Cash generating units under IAS 36
What is CGU……. We have heard a lot of times that impairment should be carried at the individual CGU levels. now, what is this CGU… Here is what we have discussed some of the excerpts;
A cash-generating unit is “the smallest identifiable group of assets that generate cash inflows that are largely independent of the cash inflows from other assets or group of assets”
Impairment should be identified at the individual asset level, where possible. The recoverable amount should be calculated for the CGU to which the asset belongs only where the recoverable amount for the individual asset cannot be identified.
Cash inflows are cash flows received from external parties. The independence of cash flows will be indicated by various factors – for example, how management monitor’s the entity’s operations (this could be the by-product
lines, businesses, individual locations, districts or regional areas), or how management makes decisions about continuing or disposing of the entity’s assets and operations. Management’s day-to-day operation of the business might not reflect the legal structure through which the operations are conducted
Now, another thing to notice is about finding an active market.
An asset or group of assets is identified as a separate CGU if there is an active market for the output generated by the asset(s), even if the output is used internally.

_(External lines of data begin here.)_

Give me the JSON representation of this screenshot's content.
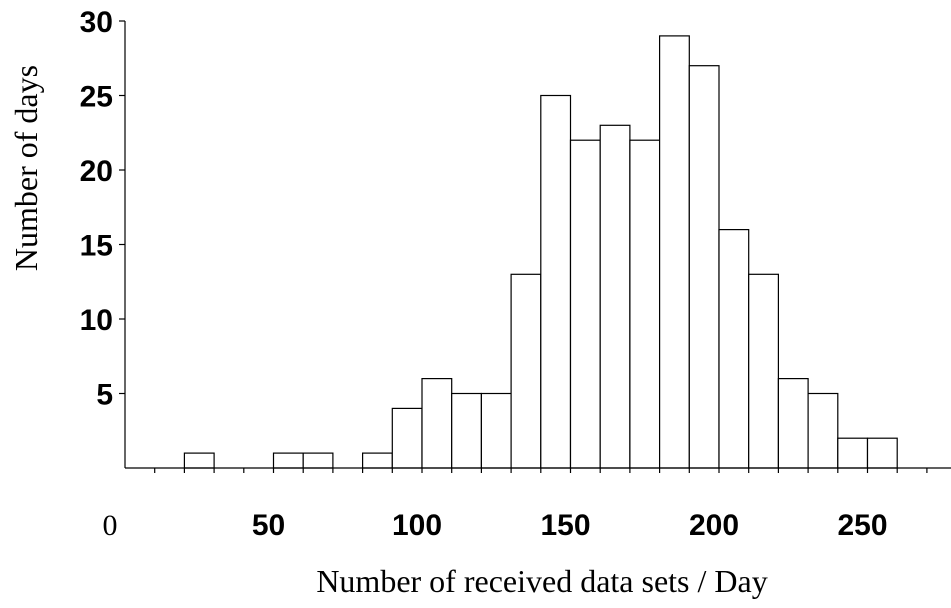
{
  "chart_data": {
    "type": "bar",
    "title": "",
    "xlabel": "Number of received data sets / Day",
    "ylabel": "Number of days",
    "bin_width": 10,
    "xlim": [
      0,
      270
    ],
    "ylim": [
      0,
      30
    ],
    "x_ticks": [
      "0",
      "50",
      "100",
      "150",
      "200",
      "250"
    ],
    "y_ticks": [
      "5",
      "10",
      "15",
      "20",
      "25",
      "30"
    ],
    "bins": [
      {
        "start": 20,
        "end": 30,
        "value": 1
      },
      {
        "start": 50,
        "end": 60,
        "value": 1
      },
      {
        "start": 60,
        "end": 70,
        "value": 1
      },
      {
        "start": 80,
        "end": 90,
        "value": 1
      },
      {
        "start": 90,
        "end": 100,
        "value": 4
      },
      {
        "start": 100,
        "end": 110,
        "value": 6
      },
      {
        "start": 110,
        "end": 120,
        "value": 5
      },
      {
        "start": 120,
        "end": 130,
        "value": 5
      },
      {
        "start": 130,
        "end": 140,
        "value": 13
      },
      {
        "start": 140,
        "end": 150,
        "value": 25
      },
      {
        "start": 150,
        "end": 160,
        "value": 22
      },
      {
        "start": 160,
        "end": 170,
        "value": 23
      },
      {
        "start": 170,
        "end": 180,
        "value": 22
      },
      {
        "start": 180,
        "end": 190,
        "value": 29
      },
      {
        "start": 190,
        "end": 200,
        "value": 27
      },
      {
        "start": 200,
        "end": 210,
        "value": 16
      },
      {
        "start": 210,
        "end": 220,
        "value": 13
      },
      {
        "start": 220,
        "end": 230,
        "value": 6
      },
      {
        "start": 230,
        "end": 240,
        "value": 5
      },
      {
        "start": 240,
        "end": 250,
        "value": 2
      },
      {
        "start": 250,
        "end": 260,
        "value": 2
      }
    ],
    "grid": false,
    "legend": "none",
    "colors": {
      "bar_fill": "#ffffff",
      "bar_stroke": "#000000",
      "axis": "#000000"
    }
  }
}
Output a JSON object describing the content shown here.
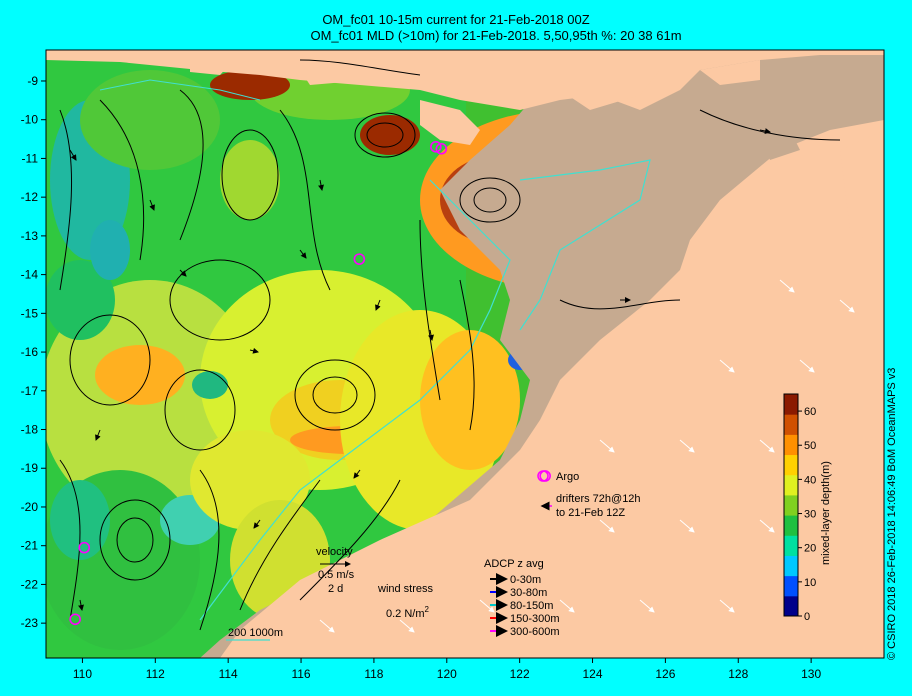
{
  "titles": {
    "line1": "OM_fc01 10-15m current for 21-Feb-2018 00Z",
    "line2": "OM_fc01 MLD (>10m) for 21-Feb-2018. 5,50,95th %: 20  38  61m"
  },
  "axes": {
    "x_ticks": [
      "110",
      "112",
      "114",
      "116",
      "118",
      "120",
      "122",
      "124",
      "126",
      "128",
      "130"
    ],
    "y_ticks": [
      "-9",
      "-10",
      "-11",
      "-12",
      "-13",
      "-14",
      "-15",
      "-16",
      "-17",
      "-18",
      "-19",
      "-20",
      "-21",
      "-22",
      "-23"
    ],
    "lon_range": [
      109,
      132
    ],
    "lat_range": [
      -8.2,
      -23.9
    ]
  },
  "colorbar": {
    "label": "mixed-layer depth(m)",
    "ticks": [
      "0",
      "10",
      "20",
      "30",
      "40",
      "50",
      "60"
    ],
    "range": [
      0,
      65
    ],
    "colors": [
      "#00008b",
      "#0050ff",
      "#00c8ff",
      "#00e0a0",
      "#20c040",
      "#80d020",
      "#e0f020",
      "#ffd000",
      "#ff9000",
      "#d05000",
      "#8b1a00"
    ]
  },
  "legend": {
    "argo_label": "Argo",
    "drifters_line1": "drifters 72h@12h",
    "drifters_line2": "to 21-Feb 12Z",
    "velocity_label": "velocity",
    "velocity_scale": "0.5 m/s",
    "velocity_time": "2 d",
    "wind_label": "wind stress",
    "wind_scale": "0.2 N/m",
    "wind_sup": "2",
    "adcp_title": "ADCP z avg",
    "adcp_items": [
      {
        "label": "0-30m",
        "color": "#000000"
      },
      {
        "label": "30-80m",
        "color": "#0000ff"
      },
      {
        "label": "80-150m",
        "color": "#00c8c8"
      },
      {
        "label": "150-300m",
        "color": "#ff0000"
      },
      {
        "label": "300-600m",
        "color": "#ff00ff"
      }
    ],
    "isobaths": "200  1000m"
  },
  "argo_floats": [
    [
      119.7,
      -10.7
    ],
    [
      119.85,
      -10.75
    ],
    [
      117.6,
      -13.6
    ],
    [
      110.05,
      -21.05
    ],
    [
      109.8,
      -22.9
    ],
    [
      122.7,
      -19.2
    ]
  ],
  "credit": "© CSIRO 2018    26-Feb-2018 14:06:49 BoM OceanMAPS v3",
  "colors": {
    "land": "#fcc9a3",
    "shelf": "#c6aa90",
    "frame": "#00ffff"
  }
}
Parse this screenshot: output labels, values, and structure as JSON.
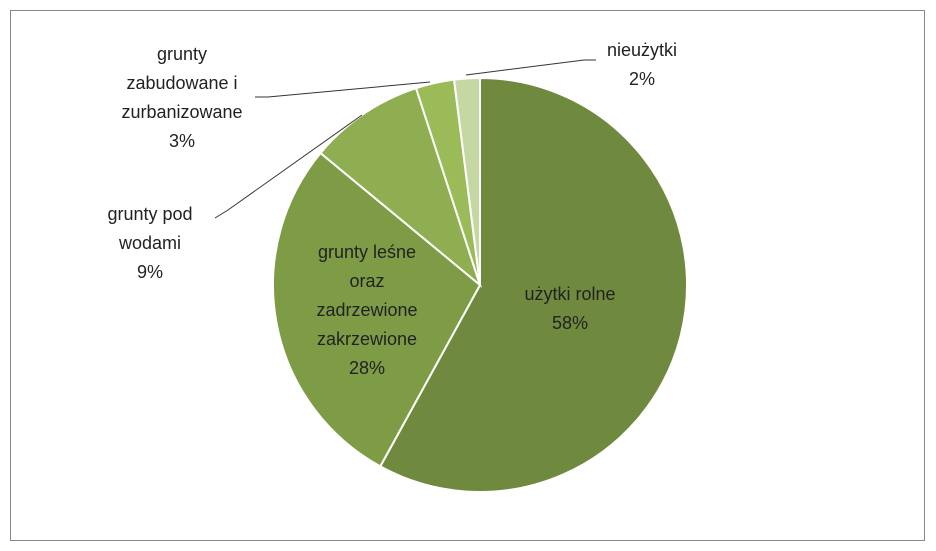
{
  "chart_data": {
    "type": "pie",
    "categories": [
      "użytki rolne",
      "grunty leśne oraz zadrzewione zakrzewione",
      "grunty pod wodami",
      "grunty zabudowane i zurbanizowane",
      "nieużytki"
    ],
    "values": [
      58,
      28,
      9,
      3,
      2
    ],
    "value_labels": [
      "58%",
      "28%",
      "9%",
      "3%",
      "2%"
    ],
    "colors": [
      "#6f8a3e",
      "#7d9c45",
      "#8eae51",
      "#9bbb59",
      "#c5d8a4"
    ]
  }
}
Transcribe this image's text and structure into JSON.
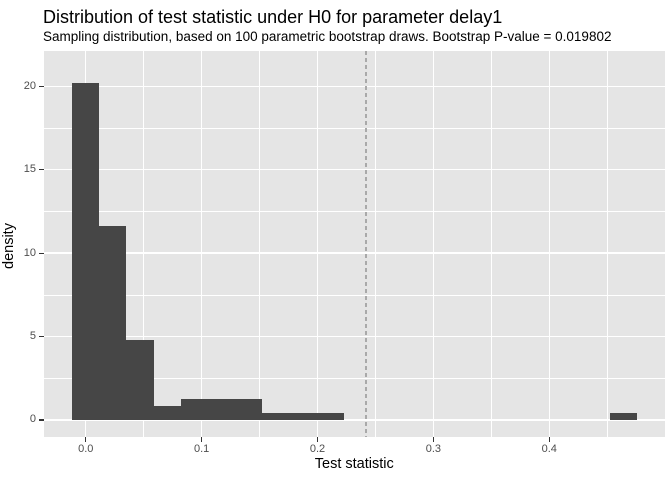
{
  "chart_data": {
    "type": "bar",
    "subtype": "histogram",
    "title": "Distribution of test statistic under H0 for parameter delay1",
    "subtitle": "Sampling distribution, based on 100 parametric bootstrap draws. Bootstrap P-value = 0.019802",
    "xlabel": "Test statistic",
    "ylabel": "density",
    "n_bootstrap_draws": 100,
    "bootstrap_p_value": 0.019802,
    "bars": [
      {
        "x0": -0.012,
        "x1": 0.0115,
        "density": 20.2
      },
      {
        "x0": 0.0115,
        "x1": 0.035,
        "density": 11.6
      },
      {
        "x0": 0.035,
        "x1": 0.0585,
        "density": 4.8
      },
      {
        "x0": 0.0585,
        "x1": 0.082,
        "density": 0.85
      },
      {
        "x0": 0.082,
        "x1": 0.1055,
        "density": 1.25
      },
      {
        "x0": 0.1055,
        "x1": 0.129,
        "density": 1.25
      },
      {
        "x0": 0.129,
        "x1": 0.1525,
        "density": 1.25
      },
      {
        "x0": 0.1525,
        "x1": 0.176,
        "density": 0.4
      },
      {
        "x0": 0.176,
        "x1": 0.1995,
        "density": 0.4
      },
      {
        "x0": 0.1995,
        "x1": 0.223,
        "density": 0.4
      },
      {
        "x0": 0.4525,
        "x1": 0.476,
        "density": 0.4
      }
    ],
    "vline": {
      "x": 0.242,
      "style": "dashed",
      "color": "#a9a9a9"
    },
    "x_ticks": [
      0.0,
      0.1,
      0.2,
      0.3,
      0.4
    ],
    "x_tick_labels": [
      "0.0",
      "0.1",
      "0.2",
      "0.3",
      "0.4"
    ],
    "x_minor_gridlines": [
      0.05,
      0.15,
      0.25,
      0.35,
      0.45
    ],
    "y_ticks": [
      0,
      5,
      10,
      15,
      20
    ],
    "y_tick_labels": [
      "0",
      "5",
      "10",
      "15",
      "20"
    ],
    "y_minor_gridlines": [
      2.5,
      7.5,
      12.5,
      17.5
    ],
    "xlim": [
      -0.0365,
      0.4999
    ],
    "ylim": [
      -1.02,
      22.12
    ],
    "grid": true,
    "legend": "none",
    "colors": {
      "bar_fill": "#464646",
      "panel_background": "#e5e5e5",
      "gridline": "#ffffff",
      "tick_label": "#4d4d4d",
      "tick_mark": "#333333",
      "title_text": "#000000"
    }
  }
}
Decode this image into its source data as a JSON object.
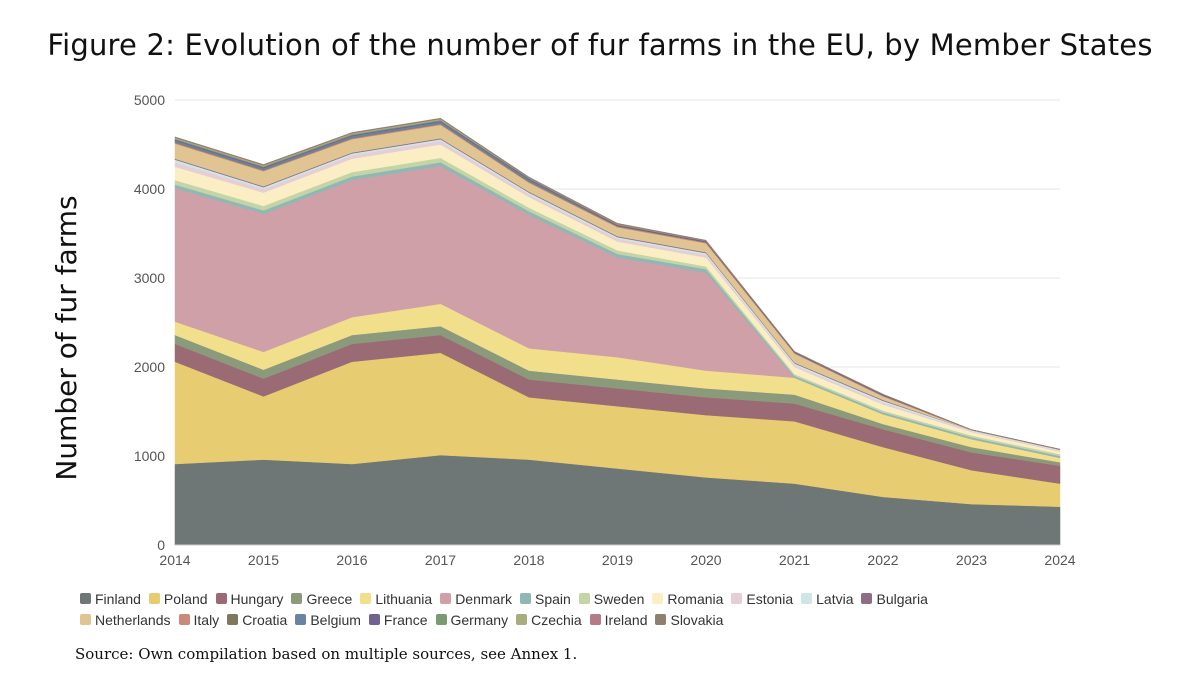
{
  "title": "Figure 2: Evolution of the number of fur farms in the EU, by Member States",
  "source": "Source: Own compilation based on multiple sources, see Annex 1.",
  "chart_data": {
    "type": "area",
    "stacked": true,
    "ylabel": "Number of fur farms",
    "xlabel": "",
    "ylim": [
      0,
      5000
    ],
    "yticks": [
      0,
      1000,
      2000,
      3000,
      4000,
      5000
    ],
    "grid": true,
    "legend_position": "bottom",
    "x": [
      "2014",
      "2015",
      "2016",
      "2017",
      "2018",
      "2019",
      "2020",
      "2021",
      "2022",
      "2023",
      "2024"
    ],
    "series": [
      {
        "name": "Finland",
        "color": "#6f7676",
        "values": [
          910,
          960,
          910,
          1010,
          960,
          860,
          760,
          690,
          540,
          460,
          430
        ]
      },
      {
        "name": "Poland",
        "color": "#e7cc72",
        "values": [
          1150,
          710,
          1150,
          1150,
          700,
          700,
          700,
          700,
          560,
          380,
          260
        ]
      },
      {
        "name": "Hungary",
        "color": "#9a6b74",
        "values": [
          200,
          200,
          200,
          200,
          200,
          200,
          200,
          200,
          200,
          200,
          200
        ]
      },
      {
        "name": "Greece",
        "color": "#8c9a7c",
        "values": [
          100,
          100,
          100,
          100,
          100,
          100,
          100,
          100,
          60,
          60,
          40
        ]
      },
      {
        "name": "Lithuania",
        "color": "#f2df8c",
        "values": [
          150,
          200,
          200,
          250,
          250,
          250,
          200,
          190,
          110,
          90,
          50
        ]
      },
      {
        "name": "Denmark",
        "color": "#cfa0a8",
        "values": [
          1500,
          1550,
          1540,
          1550,
          1500,
          1120,
          1100,
          0,
          0,
          0,
          0
        ]
      },
      {
        "name": "Spain",
        "color": "#8fb8b4",
        "values": [
          40,
          40,
          40,
          40,
          40,
          40,
          40,
          20,
          20,
          20,
          20
        ]
      },
      {
        "name": "Sweden",
        "color": "#c3d4a6",
        "values": [
          50,
          50,
          50,
          50,
          40,
          40,
          30,
          20,
          20,
          20,
          20
        ]
      },
      {
        "name": "Romania",
        "color": "#fbeec4",
        "values": [
          150,
          150,
          150,
          150,
          120,
          100,
          100,
          80,
          70,
          40,
          30
        ]
      },
      {
        "name": "Estonia",
        "color": "#e6ced6",
        "values": [
          50,
          40,
          40,
          40,
          30,
          30,
          30,
          20,
          20,
          10,
          10
        ]
      },
      {
        "name": "Latvia",
        "color": "#cfe7e4",
        "values": [
          30,
          20,
          20,
          20,
          20,
          20,
          20,
          20,
          20,
          10,
          10
        ]
      },
      {
        "name": "Bulgaria",
        "color": "#8e6e86",
        "values": [
          10,
          10,
          10,
          10,
          10,
          10,
          10,
          10,
          10,
          0,
          0
        ]
      },
      {
        "name": "Netherlands",
        "color": "#e0c592",
        "values": [
          170,
          170,
          150,
          150,
          100,
          100,
          100,
          100,
          40,
          0,
          0
        ]
      },
      {
        "name": "Italy",
        "color": "#c98a79",
        "values": [
          10,
          10,
          10,
          10,
          10,
          10,
          10,
          10,
          10,
          5,
          5
        ]
      },
      {
        "name": "Croatia",
        "color": "#7e7860",
        "values": [
          5,
          5,
          5,
          5,
          5,
          5,
          5,
          0,
          0,
          0,
          0
        ]
      },
      {
        "name": "Belgium",
        "color": "#6a83a3",
        "values": [
          20,
          20,
          20,
          20,
          20,
          0,
          0,
          0,
          0,
          0,
          0
        ]
      },
      {
        "name": "France",
        "color": "#6f6190",
        "values": [
          10,
          10,
          10,
          10,
          10,
          10,
          10,
          10,
          10,
          0,
          0
        ]
      },
      {
        "name": "Germany",
        "color": "#7c9a72",
        "values": [
          10,
          10,
          10,
          10,
          10,
          10,
          0,
          0,
          0,
          0,
          0
        ]
      },
      {
        "name": "Czechia",
        "color": "#a9ad7e",
        "values": [
          10,
          10,
          10,
          10,
          0,
          0,
          0,
          0,
          0,
          0,
          0
        ]
      },
      {
        "name": "Ireland",
        "color": "#b57a86",
        "values": [
          5,
          5,
          5,
          5,
          5,
          5,
          5,
          0,
          0,
          0,
          0
        ]
      },
      {
        "name": "Slovakia",
        "color": "#8e8070",
        "values": [
          5,
          5,
          5,
          5,
          5,
          5,
          5,
          5,
          5,
          0,
          0
        ]
      }
    ],
    "legend_rows": [
      [
        "Finland",
        "Poland",
        "Hungary",
        "Greece",
        "Lithuania",
        "Denmark",
        "Spain",
        "Sweden",
        "Romania",
        "Estonia",
        "Latvia",
        "Bulgaria"
      ],
      [
        "Netherlands",
        "Italy",
        "Croatia",
        "Belgium",
        "France",
        "Germany",
        "Czechia",
        "Ireland",
        "Slovakia"
      ]
    ]
  }
}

Value in use is based on management’s best estimate of future cash flows. Management should use its best estimate of future arm’s length prices for the internal cash flow to: estimate the future cash inflows that relate to the sale of the output by the CGU to the entity’s other CGUs; and estimate the future cash outflows that relate to the purchase of the output by the other CGUs.
How to calculate the VIU?
IAS 36 provides detailed guidance on the principles to be applied when calculating value in use. In some industries, specific valuation models are used for internal purposes. An example of this is the use of the dividend discount model in the financial services sector. There are numerous variations of the dividend discount model, some discounting only future expected dividend receipts and others based on a more detailed analysis of recoverable value.
Internal valuation models could be adopted, to calculate the value in use of a CGU for purposes of impairment testing, provided that they are consistent with the principles and requirements of IAS 36.